Sub-threshold operation is known to have low speed, but I don't see that effect contributing significantly to your problem here. It is primarily the dominant pole being at the pass-transistor gate. If you work out the output impedance, it would be a very high number over a broad frequency range when the load current is at it's lowest (this is regardless of the pass transistor in sub-threshold).
Even if the sub-threshold operation had a telling effect, you just don't have an option to move it to strong inversion by decreasing the pass transistor width (or heavy bleed current) without reducing the peak operational current greatly (or highly inefficient regulator).

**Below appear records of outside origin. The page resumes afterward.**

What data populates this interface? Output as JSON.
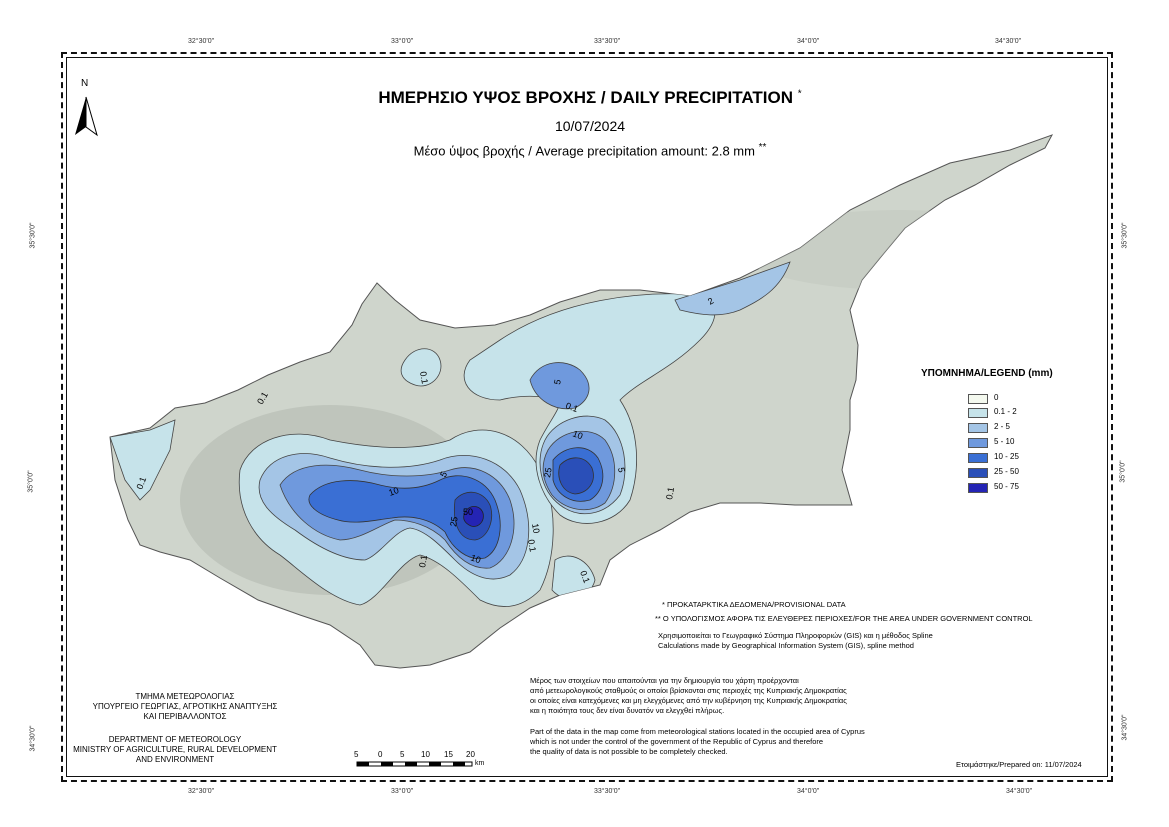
{
  "map": {
    "title": "ΗΜΕΡΗΣΙΟ ΥΨΟΣ ΒΡΟΧΗΣ / DAILY PRECIPITATION",
    "title_mark": "*",
    "date": "10/07/2024",
    "average": "Μέσο ύψος βροχής / Average precipitation amount: 2.8 mm",
    "average_mark": "**"
  },
  "coords": {
    "top": [
      "32°30'0\"",
      "33°0'0\"",
      "33°30'0\"",
      "34°0'0\"",
      "34°30'0\""
    ],
    "bottom": [
      "32°30'0\"",
      "33°0'0\"",
      "33°30'0\"",
      "34°0'0\"",
      "34°30'0\""
    ],
    "left": [
      "35°30'0\"",
      "35°0'0\"",
      "34°30'0\""
    ],
    "right": [
      "35°30'0\"",
      "35°0'0\"",
      "34°30'0\""
    ]
  },
  "north_label": "N",
  "legend": {
    "title": "ΥΠΟΜΝΗΜΑ/LEGEND (mm)",
    "items": [
      {
        "label": "0",
        "color": "#f4f9ef"
      },
      {
        "label": "0.1 - 2",
        "color": "#c6e3ea"
      },
      {
        "label": "2 - 5",
        "color": "#a4c5e6"
      },
      {
        "label": "5 - 10",
        "color": "#6f99dd"
      },
      {
        "label": "10 - 25",
        "color": "#3a6fd4"
      },
      {
        "label": "25 - 50",
        "color": "#2a4fb8"
      },
      {
        "label": "50 - 75",
        "color": "#2424b4"
      }
    ]
  },
  "contour_labels": [
    "0.1",
    "0.1",
    "0.1",
    "0.1",
    "0.1",
    "0.1",
    "0.1",
    "0.1",
    "2",
    "5",
    "5",
    "10",
    "10",
    "10",
    "25",
    "25",
    "50",
    "5",
    "10"
  ],
  "notes": {
    "provisional": "* ΠΡΟΚΑΤΑΡΚΤΙΚΑ ΔΕΔΟΜΕΝΑ/PROVISIONAL DATA",
    "calculation": "** Ο ΥΠΟΛΟΓΙΣΜΟΣ ΑΦΟΡΑ ΤΙΣ ΕΛΕΥΘΕΡΕΣ ΠΕΡΙΟΧΕΣ/FOR THE AREA UNDER GOVERNMENT CONTROL",
    "gis_gr": "Χρησιμοποιείται το Γεωγραφικό Σύστημα Πληροφοριών (GIS) και η μέθοδος Spline",
    "gis_en": "Calculations made by Geographical Information System (GIS), spline method",
    "occupied_gr": [
      "Μέρος των στοιχείων που απαιτούνται για την δημιουργία του χάρτη προέρχονται",
      "από μετεωρολογικούς σταθμούς οι οποίοι βρίσκονται στις περιοχές της Κυπριακής Δημοκρατίας",
      "οι οποίες είναι κατεχόμενες και μη ελεγχόμενες από την κυβέρνηση της Κυπριακής Δημοκρατίας",
      "και η ποιότητα τους δεν είναι δυνατόν να ελεγχθεί πλήρως."
    ],
    "occupied_en": [
      "Part of the data in the map come from meteorological stations located in the occupied area of Cyprus",
      "which is not under the control of the government of the Republic of Cyprus and therefore",
      "the quality of data is not possible to be completely checked."
    ],
    "prepared": "Ετοιμάστηκε/Prepared on: 11/07/2024"
  },
  "department": {
    "gr": [
      "ΤΜΗΜΑ ΜΕΤΕΩΡΟΛΟΓΙΑΣ",
      "ΥΠΟΥΡΓΕΙΟ ΓΕΩΡΓΙΑΣ, ΑΓΡΟΤΙΚΗΣ ΑΝΑΠΤΥΞΗΣ",
      "ΚΑΙ ΠΕΡΙΒΑΛΛΟΝΤΟΣ"
    ],
    "en": [
      "DEPARTMENT OF METEOROLOGY",
      "MINISTRY OF AGRICULTURE, RURAL DEVELOPMENT",
      "AND ENVIRONMENT"
    ]
  },
  "scale": {
    "numbers": [
      "5",
      "0",
      "5",
      "10",
      "15",
      "20"
    ],
    "unit": "km"
  }
}
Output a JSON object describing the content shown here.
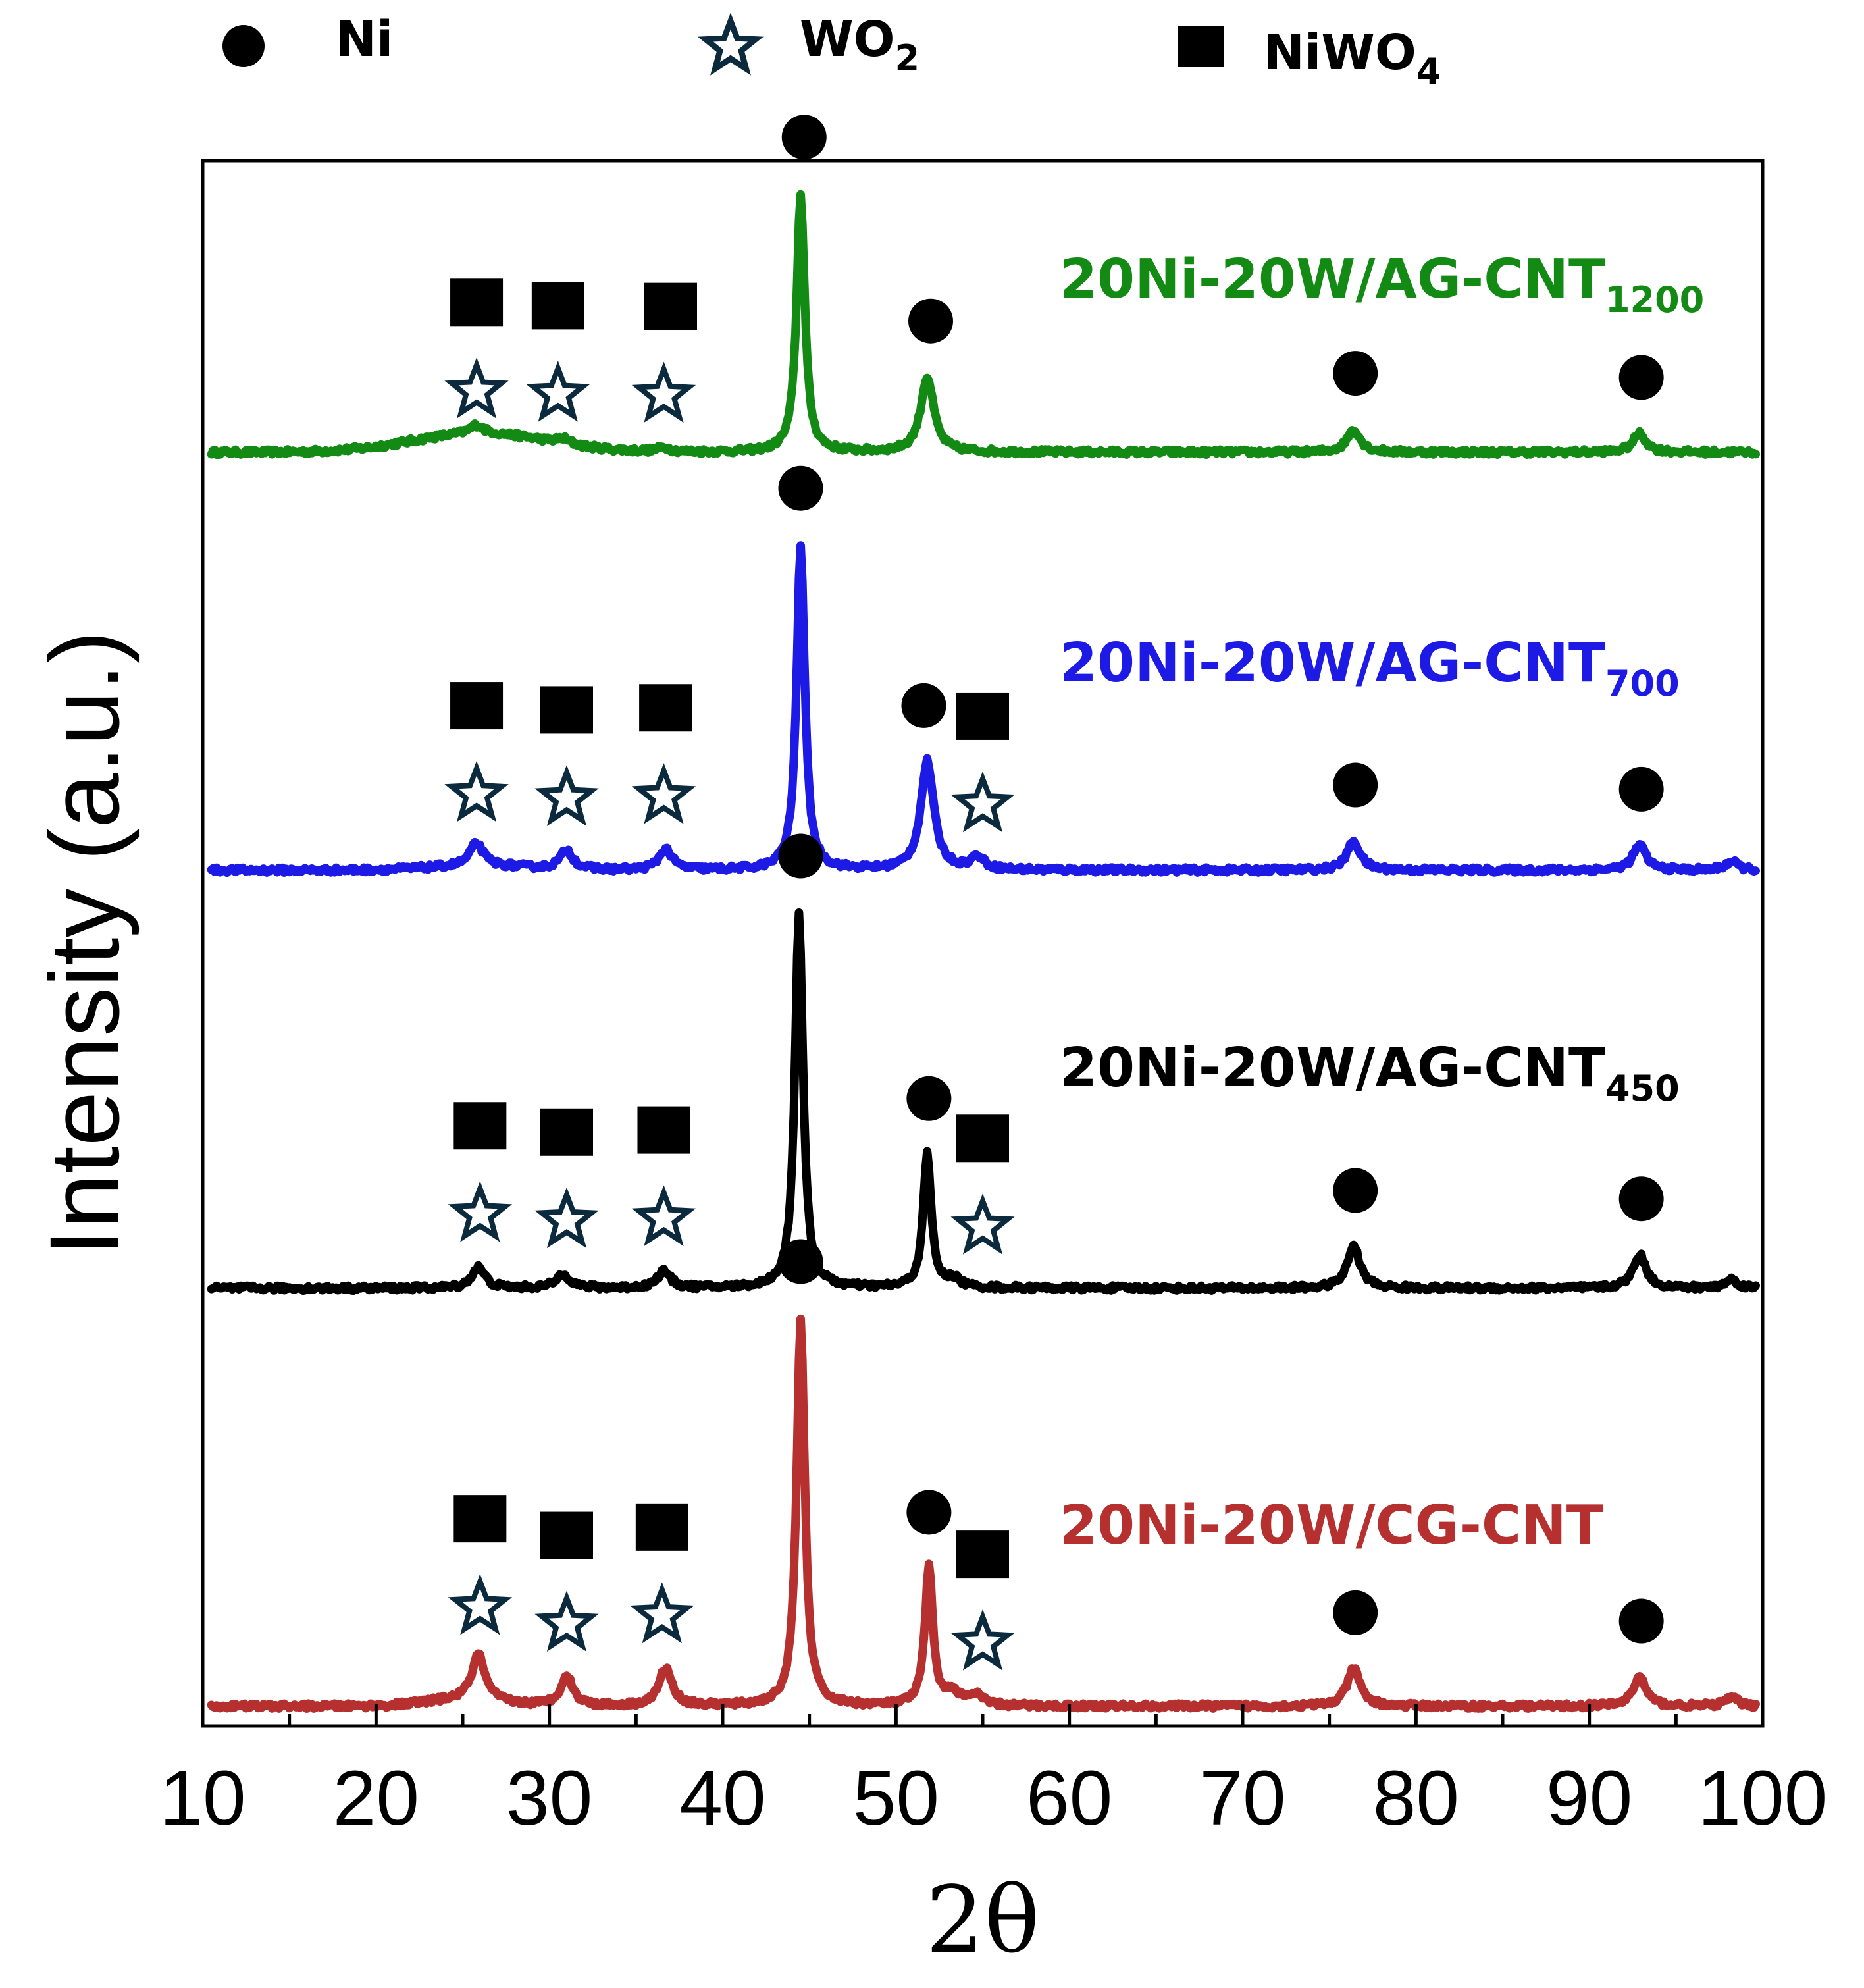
{
  "chart_data": {
    "type": "line",
    "title": "",
    "xlabel": "2θ",
    "ylabel": "Intensity (a.u.)",
    "xlim": [
      10,
      100
    ],
    "x_ticks": [
      "10",
      "20",
      "30",
      "40",
      "50",
      "60",
      "70",
      "80",
      "90",
      "100"
    ],
    "y_ticks": "none",
    "legend": {
      "placement": "top",
      "entries": [
        {
          "symbol": "circle",
          "name": "Ni",
          "label_main": "Ni",
          "label_sub": ""
        },
        {
          "symbol": "star",
          "name": "WO2",
          "label_main": "WO",
          "label_sub": "2"
        },
        {
          "symbol": "square",
          "name": "NiWO4",
          "label_main": "NiWO",
          "label_sub": "4"
        }
      ]
    },
    "series": [
      {
        "name": "20Ni-20W/AG-CNT1200",
        "label_main": "20Ni-20W/AG-CNT",
        "label_sub": "1200",
        "color": "#138a14",
        "baseline": 3.0,
        "broad_hump": {
          "center": 26,
          "width": 5.5,
          "height": 0.045
        },
        "peaks": [
          {
            "pos": 25.8,
            "h": 0.02
          },
          {
            "pos": 30.8,
            "h": 0.012
          },
          {
            "pos": 36.6,
            "h": 0.01
          },
          {
            "pos": 44.5,
            "h": 0.62
          },
          {
            "pos": 51.8,
            "h": 0.18
          },
          {
            "pos": 76.4,
            "h": 0.055
          },
          {
            "pos": 92.9,
            "h": 0.045
          }
        ],
        "markers": [
          {
            "type": "square",
            "x": 25.8
          },
          {
            "type": "star",
            "x": 25.8
          },
          {
            "type": "square",
            "x": 30.5
          },
          {
            "type": "star",
            "x": 30.5
          },
          {
            "type": "square",
            "x": 37.0
          },
          {
            "type": "star",
            "x": 36.6
          },
          {
            "type": "circle",
            "x": 44.7
          },
          {
            "type": "circle",
            "x": 52.0
          },
          {
            "type": "circle",
            "x": 76.5
          },
          {
            "type": "circle",
            "x": 93.0
          }
        ]
      },
      {
        "name": "20Ni-20W/AG-CNT700",
        "label_main": "20Ni-20W/AG-CNT",
        "label_sub": "700",
        "color": "#1d1ae6",
        "baseline": 2.0,
        "broad_hump": {
          "center": 26,
          "width": 4,
          "height": 0.01
        },
        "peaks": [
          {
            "pos": 25.8,
            "h": 0.055
          },
          {
            "pos": 31.0,
            "h": 0.045
          },
          {
            "pos": 36.7,
            "h": 0.05
          },
          {
            "pos": 44.5,
            "h": 0.78
          },
          {
            "pos": 51.8,
            "h": 0.26
          },
          {
            "pos": 54.7,
            "h": 0.03
          },
          {
            "pos": 76.4,
            "h": 0.07
          },
          {
            "pos": 92.9,
            "h": 0.06
          },
          {
            "pos": 98.2,
            "h": 0.02
          }
        ],
        "markers": [
          {
            "type": "square",
            "x": 25.8
          },
          {
            "type": "star",
            "x": 25.8
          },
          {
            "type": "square",
            "x": 31.0
          },
          {
            "type": "star",
            "x": 31.0
          },
          {
            "type": "square",
            "x": 36.7
          },
          {
            "type": "star",
            "x": 36.6
          },
          {
            "type": "circle",
            "x": 44.5
          },
          {
            "type": "circle",
            "x": 51.6
          },
          {
            "type": "square",
            "x": 55.0
          },
          {
            "type": "star",
            "x": 55.0
          },
          {
            "type": "circle",
            "x": 76.5
          },
          {
            "type": "circle",
            "x": 93.0
          }
        ]
      },
      {
        "name": "20Ni-20W/AG-CNT450",
        "label_main": "20Ni-20W/AG-CNT",
        "label_sub": "450",
        "color": "#000000",
        "baseline": 1.0,
        "broad_hump": {
          "center": 26,
          "width": 4,
          "height": 0.0
        },
        "peaks": [
          {
            "pos": 25.9,
            "h": 0.05
          },
          {
            "pos": 30.8,
            "h": 0.035
          },
          {
            "pos": 36.6,
            "h": 0.04
          },
          {
            "pos": 44.4,
            "h": 0.9
          },
          {
            "pos": 51.8,
            "h": 0.32
          },
          {
            "pos": 53.3,
            "h": 0.02
          },
          {
            "pos": 76.4,
            "h": 0.1
          },
          {
            "pos": 92.9,
            "h": 0.08
          },
          {
            "pos": 98.2,
            "h": 0.02
          }
        ],
        "markers": [
          {
            "type": "square",
            "x": 26.0
          },
          {
            "type": "star",
            "x": 26.0
          },
          {
            "type": "square",
            "x": 31.0
          },
          {
            "type": "star",
            "x": 31.0
          },
          {
            "type": "square",
            "x": 36.6
          },
          {
            "type": "star",
            "x": 36.6
          },
          {
            "type": "circle",
            "x": 44.5
          },
          {
            "type": "circle",
            "x": 51.9
          },
          {
            "type": "square",
            "x": 55.0
          },
          {
            "type": "star",
            "x": 55.0
          },
          {
            "type": "circle",
            "x": 76.5
          },
          {
            "type": "circle",
            "x": 93.0
          }
        ]
      },
      {
        "name": "20Ni-20W/CG-CNT",
        "label_main": "20Ni-20W/CG-CNT",
        "label_sub": "",
        "color": "#b5302f",
        "baseline": 0.0,
        "broad_hump": {
          "center": 25,
          "width": 3,
          "height": 0.015
        },
        "peaks": [
          {
            "pos": 25.9,
            "h": 0.11
          },
          {
            "pos": 31.0,
            "h": 0.07
          },
          {
            "pos": 36.7,
            "h": 0.09
          },
          {
            "pos": 44.5,
            "h": 0.93
          },
          {
            "pos": 51.9,
            "h": 0.33
          },
          {
            "pos": 53.3,
            "h": 0.03
          },
          {
            "pos": 54.6,
            "h": 0.025
          },
          {
            "pos": 76.4,
            "h": 0.09
          },
          {
            "pos": 92.9,
            "h": 0.07
          },
          {
            "pos": 98.2,
            "h": 0.02
          }
        ],
        "markers": [
          {
            "type": "square",
            "x": 26.0
          },
          {
            "type": "star",
            "x": 26.0
          },
          {
            "type": "square",
            "x": 31.0
          },
          {
            "type": "star",
            "x": 31.0
          },
          {
            "type": "square",
            "x": 36.5
          },
          {
            "type": "star",
            "x": 36.5
          },
          {
            "type": "circle",
            "x": 44.5
          },
          {
            "type": "circle",
            "x": 51.9
          },
          {
            "type": "square",
            "x": 55.0
          },
          {
            "type": "star",
            "x": 55.0
          },
          {
            "type": "circle",
            "x": 76.5
          },
          {
            "type": "circle",
            "x": 93.0
          }
        ]
      }
    ]
  }
}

You could rather try some of the known techniques to improve load transient response.
1. Rincon-Mora G, Allen P (1998a) A low-voltage, low quiescent current, low drop-out regulator.
IEEE J Solid-State Circuits 33(1):36–44, DOI 10.1109/4.654935
2. Al-Shyoukh M, Lee H, Perez R (2007) A transient-enhanced low-quiescent current low-dropout
regulator with buffer impedance attenuation. IEEE J Solid-State Circuits 42(8):1732–1742,
DOI 10.1109/JSSC.2007.900281
3. Oh W, Bakkaloglu B (2007) A CMOS low-dropout regulator with current-mode feedback buffer
amplifier. IEEE Trans Circuits Syst II, Express Briefs 54(10):922–926, DOI 10.1109/TCSII.
2007.901621
4. Hazucha P, Karnik T, Bloechel B, Parsons C, Finan D, Borkar S (2005) Area-efficient linear
regulator with ultra-fast load regulation. IEEE J Solid-State Circuits 40(4):933–940, DOI
10.1109/JSSC.2004.842831
5. Man TY, Mok P, Chan M (2007) A high slew-rate pushpull output amplifier for low-quiescent
current low-dropout regulators with transient-response improvement. IEEE Trans Circuits Syst
II, Express Briefs 54(9):755–759, DOI 10.1109/TCSII.2007.900347
First confirm that you have a real issue at your hands, as this behavior is expected and goes well with most applications.
Alertlinks, Im not sure how your circuit would solve the problem here, if I'm right, it can only exacerbate it.